PISA’ya örgün eğitime devam15 yaş grubundaki öğrenciler katılmaktadır. Matematik okuryazarlığı, fen bilimleri okuryazarlığı ve okuma becerileri alanları ile ilgili sorular bulunmaktadır. PISA 2022’de ağırlıklı alan matematik okuryazarlığıdır. COVİD-19 Salgını’ndan kaynaklı 2021 yılı yerine 2022 yılında uygulanmıştır” dedi.
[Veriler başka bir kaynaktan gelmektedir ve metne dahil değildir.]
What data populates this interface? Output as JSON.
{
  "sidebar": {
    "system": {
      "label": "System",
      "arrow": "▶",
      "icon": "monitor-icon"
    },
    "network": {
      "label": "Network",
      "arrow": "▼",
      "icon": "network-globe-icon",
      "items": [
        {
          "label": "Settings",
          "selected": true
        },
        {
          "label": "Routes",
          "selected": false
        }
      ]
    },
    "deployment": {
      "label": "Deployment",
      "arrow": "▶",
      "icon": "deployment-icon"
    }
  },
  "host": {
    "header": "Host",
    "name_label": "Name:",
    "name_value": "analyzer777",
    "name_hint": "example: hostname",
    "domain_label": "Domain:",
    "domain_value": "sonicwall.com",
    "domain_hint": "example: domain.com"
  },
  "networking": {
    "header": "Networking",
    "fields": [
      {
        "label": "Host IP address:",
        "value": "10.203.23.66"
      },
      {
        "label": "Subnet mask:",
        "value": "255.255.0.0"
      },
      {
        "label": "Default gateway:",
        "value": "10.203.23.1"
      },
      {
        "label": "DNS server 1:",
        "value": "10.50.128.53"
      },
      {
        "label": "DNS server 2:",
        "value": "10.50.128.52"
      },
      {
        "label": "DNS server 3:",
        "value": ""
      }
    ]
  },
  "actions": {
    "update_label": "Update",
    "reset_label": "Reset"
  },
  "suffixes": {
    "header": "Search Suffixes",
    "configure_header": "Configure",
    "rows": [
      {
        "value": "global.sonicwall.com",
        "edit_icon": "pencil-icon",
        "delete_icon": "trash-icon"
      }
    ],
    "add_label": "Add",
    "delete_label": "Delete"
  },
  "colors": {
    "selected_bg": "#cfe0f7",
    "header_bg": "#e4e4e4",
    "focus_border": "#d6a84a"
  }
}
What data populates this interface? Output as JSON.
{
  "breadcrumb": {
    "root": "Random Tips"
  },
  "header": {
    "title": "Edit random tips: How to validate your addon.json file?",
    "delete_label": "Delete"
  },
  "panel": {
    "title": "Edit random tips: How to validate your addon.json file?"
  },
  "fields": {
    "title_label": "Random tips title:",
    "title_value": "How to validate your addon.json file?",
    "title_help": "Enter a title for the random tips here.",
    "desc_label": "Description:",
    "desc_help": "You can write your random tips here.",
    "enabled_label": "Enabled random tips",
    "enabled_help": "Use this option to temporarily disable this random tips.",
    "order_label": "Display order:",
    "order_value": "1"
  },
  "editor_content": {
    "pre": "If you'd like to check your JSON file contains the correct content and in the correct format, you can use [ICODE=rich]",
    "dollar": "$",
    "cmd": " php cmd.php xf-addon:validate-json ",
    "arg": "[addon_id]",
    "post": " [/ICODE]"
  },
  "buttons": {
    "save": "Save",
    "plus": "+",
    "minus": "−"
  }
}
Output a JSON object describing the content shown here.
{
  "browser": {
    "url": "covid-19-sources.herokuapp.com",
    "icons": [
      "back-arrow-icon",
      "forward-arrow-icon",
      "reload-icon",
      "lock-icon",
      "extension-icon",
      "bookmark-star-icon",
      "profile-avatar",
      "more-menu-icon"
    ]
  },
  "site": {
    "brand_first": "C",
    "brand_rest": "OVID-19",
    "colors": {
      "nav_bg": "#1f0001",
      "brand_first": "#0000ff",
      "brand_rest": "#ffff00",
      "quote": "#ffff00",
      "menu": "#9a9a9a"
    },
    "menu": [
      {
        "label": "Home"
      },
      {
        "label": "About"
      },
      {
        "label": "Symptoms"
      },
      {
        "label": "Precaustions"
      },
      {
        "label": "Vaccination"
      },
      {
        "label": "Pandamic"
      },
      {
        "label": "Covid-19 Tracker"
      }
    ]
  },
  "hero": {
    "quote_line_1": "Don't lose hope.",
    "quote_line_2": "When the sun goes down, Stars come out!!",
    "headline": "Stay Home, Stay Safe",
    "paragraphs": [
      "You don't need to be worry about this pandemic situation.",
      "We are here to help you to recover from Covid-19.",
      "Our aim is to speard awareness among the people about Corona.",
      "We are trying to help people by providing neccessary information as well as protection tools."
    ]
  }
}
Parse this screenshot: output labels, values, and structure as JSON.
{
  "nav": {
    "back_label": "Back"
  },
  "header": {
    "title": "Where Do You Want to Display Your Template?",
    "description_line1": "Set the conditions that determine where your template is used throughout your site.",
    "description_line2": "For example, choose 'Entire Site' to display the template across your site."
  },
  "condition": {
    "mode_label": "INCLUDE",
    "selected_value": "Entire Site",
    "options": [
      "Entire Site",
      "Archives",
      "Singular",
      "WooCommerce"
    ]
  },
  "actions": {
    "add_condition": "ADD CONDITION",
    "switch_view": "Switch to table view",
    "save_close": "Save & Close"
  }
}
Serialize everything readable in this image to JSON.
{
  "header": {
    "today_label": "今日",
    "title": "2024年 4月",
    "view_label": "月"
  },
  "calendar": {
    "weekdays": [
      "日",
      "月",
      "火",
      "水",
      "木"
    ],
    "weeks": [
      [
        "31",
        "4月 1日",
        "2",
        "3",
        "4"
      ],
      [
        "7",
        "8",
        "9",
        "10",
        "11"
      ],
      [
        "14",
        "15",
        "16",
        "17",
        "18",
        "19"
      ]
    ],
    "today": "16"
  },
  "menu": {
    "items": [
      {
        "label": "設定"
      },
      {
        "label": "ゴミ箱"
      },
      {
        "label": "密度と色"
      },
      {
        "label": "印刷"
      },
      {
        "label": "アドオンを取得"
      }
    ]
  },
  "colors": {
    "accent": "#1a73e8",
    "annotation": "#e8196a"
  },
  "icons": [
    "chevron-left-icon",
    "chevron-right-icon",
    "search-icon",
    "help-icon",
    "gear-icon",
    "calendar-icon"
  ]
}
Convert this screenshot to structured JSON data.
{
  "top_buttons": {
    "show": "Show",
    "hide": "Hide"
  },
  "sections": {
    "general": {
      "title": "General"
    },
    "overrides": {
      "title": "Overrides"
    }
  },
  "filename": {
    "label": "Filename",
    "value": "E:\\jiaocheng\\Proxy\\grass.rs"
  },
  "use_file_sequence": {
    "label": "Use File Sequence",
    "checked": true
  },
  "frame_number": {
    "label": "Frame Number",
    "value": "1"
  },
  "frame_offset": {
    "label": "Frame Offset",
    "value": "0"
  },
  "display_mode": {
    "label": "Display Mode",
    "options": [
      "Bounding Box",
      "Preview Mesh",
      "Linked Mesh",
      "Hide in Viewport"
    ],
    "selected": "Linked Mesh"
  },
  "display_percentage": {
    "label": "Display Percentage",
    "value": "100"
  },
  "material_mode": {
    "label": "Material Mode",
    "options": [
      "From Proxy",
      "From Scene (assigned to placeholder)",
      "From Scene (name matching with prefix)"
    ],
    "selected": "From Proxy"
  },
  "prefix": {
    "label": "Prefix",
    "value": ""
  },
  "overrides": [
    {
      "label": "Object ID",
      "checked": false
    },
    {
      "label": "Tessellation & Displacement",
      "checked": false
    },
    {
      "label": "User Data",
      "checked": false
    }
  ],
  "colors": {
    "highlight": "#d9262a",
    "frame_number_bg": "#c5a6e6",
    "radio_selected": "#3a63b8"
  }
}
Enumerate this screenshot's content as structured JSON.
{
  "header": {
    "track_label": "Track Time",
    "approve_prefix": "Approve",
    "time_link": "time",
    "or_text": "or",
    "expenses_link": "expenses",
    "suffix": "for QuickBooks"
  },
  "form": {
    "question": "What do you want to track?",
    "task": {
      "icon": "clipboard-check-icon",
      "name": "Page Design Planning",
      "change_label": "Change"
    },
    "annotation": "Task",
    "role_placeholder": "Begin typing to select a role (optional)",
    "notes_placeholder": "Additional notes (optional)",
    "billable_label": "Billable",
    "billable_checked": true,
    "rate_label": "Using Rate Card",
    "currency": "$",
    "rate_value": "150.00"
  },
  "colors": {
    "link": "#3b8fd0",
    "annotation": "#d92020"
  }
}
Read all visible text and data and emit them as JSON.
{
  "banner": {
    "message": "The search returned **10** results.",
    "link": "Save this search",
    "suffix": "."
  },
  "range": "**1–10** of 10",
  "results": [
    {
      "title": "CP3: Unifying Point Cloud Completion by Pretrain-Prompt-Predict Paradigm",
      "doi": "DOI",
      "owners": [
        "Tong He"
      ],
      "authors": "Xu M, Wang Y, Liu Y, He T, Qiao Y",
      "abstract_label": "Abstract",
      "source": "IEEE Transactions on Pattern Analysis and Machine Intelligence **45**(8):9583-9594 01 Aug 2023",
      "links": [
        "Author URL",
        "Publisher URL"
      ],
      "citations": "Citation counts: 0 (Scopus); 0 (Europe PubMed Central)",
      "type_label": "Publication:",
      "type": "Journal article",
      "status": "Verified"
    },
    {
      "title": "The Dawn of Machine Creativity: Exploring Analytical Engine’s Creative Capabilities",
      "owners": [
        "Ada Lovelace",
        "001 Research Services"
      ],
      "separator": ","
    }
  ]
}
Prof. Dr. Levent Eraslan, “PISA 2022’ye, 37’si OECD üyesi olmak üzere 81 ülke katılmış ve bilgisayar tabanlı gerçekleştirilmiştir. PISA 2022 uygulamasına Türkiye İstatistiki Bölge Birimleri Sınıflandırması (İBBS) 1. Düzeyde yer alan 12 bölgeyi temsil eden 196 okul ve 7250 öğrenci ile katılım sağlamıştır. PISA 2022’ye katılan öğrencilerin devam ettiği okul türlerine bakıldığında en fazla katılımın %56 ile Anadolu liseleri ve %23 ile mesleki ve teknik Anadolu liselerinden olduğu görülmektedir” ifadelerine yer verdi.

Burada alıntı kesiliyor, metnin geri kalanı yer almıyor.